There’s a reason why older dogs like warm cozy beds — it’s not as easy to regulate body temperature. A dog who could handle hanging outside all day on a chilly day will likely need a sweater when out and a bit more time inside with a bed close to the heater. Helping your dog keep his body temperature up will help minimize joint and muscle stiffness, and even help him stave off illnesses since his body won’t be focused entirely on staying warm.

If your dog needs a little extra help staying warm, there are of course a huge array of sweaters for when your dog is outside. When indoors, you can help by putting the dog’s bed close to a heat source.


I can’t move as well as I used to because my joints hurt.’

Arthritis and joint pain are common problems for aging dogs. Whether it’s an old injury that begins to flare up more often or arthritis that continues to worsen, joint pain can cause a number of problems for an older dog from difficulty getting into the car or down the stairs to being able to move around in cold weather.


When joint pain sets in, anti-inflammatory pain relievers prescribed by a vet could be helpful. You can also provide ramps where a dog needs to climb stairs, take shorter but more frequent walks, provide opportunities to swim or have other non-impactful exercise, provide him with an orthopedic bed and elevated food and water dishes, and even simple measures like not calling him to come to you when he’s lying down unless it’s necessary.


‘I get confused sometimes and may forget some of our old rules.’

A loss of cognitive ability is common with aging. Your dog may forget simple things like how to navigate around an obstacle or even get lost in areas he’s not familiar with or not recognize people he knows. He may have a harder time performing tasks or learning new tricks. In fact, he may forget behaviors he’s known for a long time such as being house trained. Bathroom accidents may become more common. No matter what, if your dog starts to act strangely or has behavior changes, have him checked out by a vet to be sure of the cause, which could be more than simply aging. But if it does come down to getting older, you can help your dog with medications and supplements as well as simply being more patient with him and helping him when he gets confused or lost.



I need a little extra care in grooming these days.’

Older dogs often experience changes in skin, coat and even their nails. Their skin can become dry and their coat more coarse.
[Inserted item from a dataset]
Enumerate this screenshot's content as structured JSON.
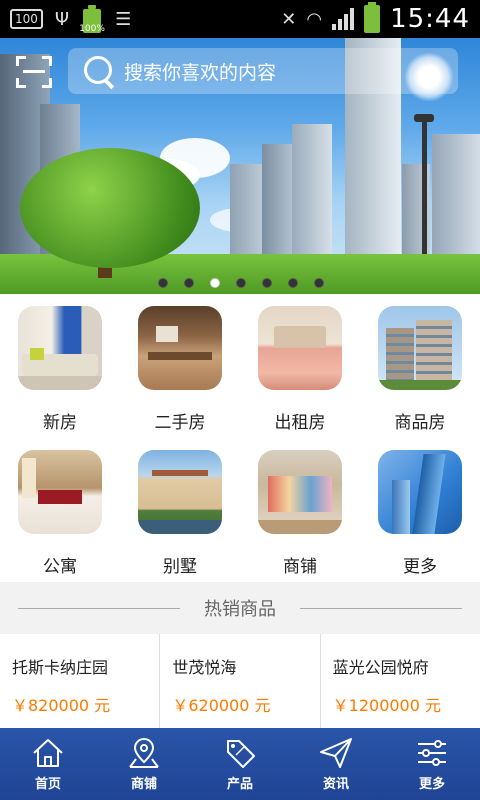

A supplement of coconut or salmon oil with meals can go a long way to solving the problem. But the dog’s skin can also become more thin, so injury may be more likely. It’s important to take extra care when the dog is playing or out on a hiking trail that he isn’t hurt. Meanwhile the dog’s nails can become brittle. Your dog will need more frequent nail trimmings since he isn’t filing down his nails through activities, so it’s important to take extra care with pedicures.

Because an older dog might not be as likely or as able to do his own grooming, you may need to increase how many times a week you brush out his coat and help him to stay clean. It’s a great opportunity to bond with one another, as well as a chance for you to check for any new lumps, bumps or pains your dog may be having that might need to be checked out.

There are many more things to keep an eye out for as your dog ages, including good dental care to avoid gum disease, a diet that fulfills all of his unique nutritional needs, and watching for other common issues of aging from liver disease to diabetes to more difficulty fighting off illnesses. Though it may sound like a lot of work to care for your dog as he hits the senior years, such devotion has its own special rewards, including knowing that you’ve done everything you can for a companion that has been dependent on you from day one.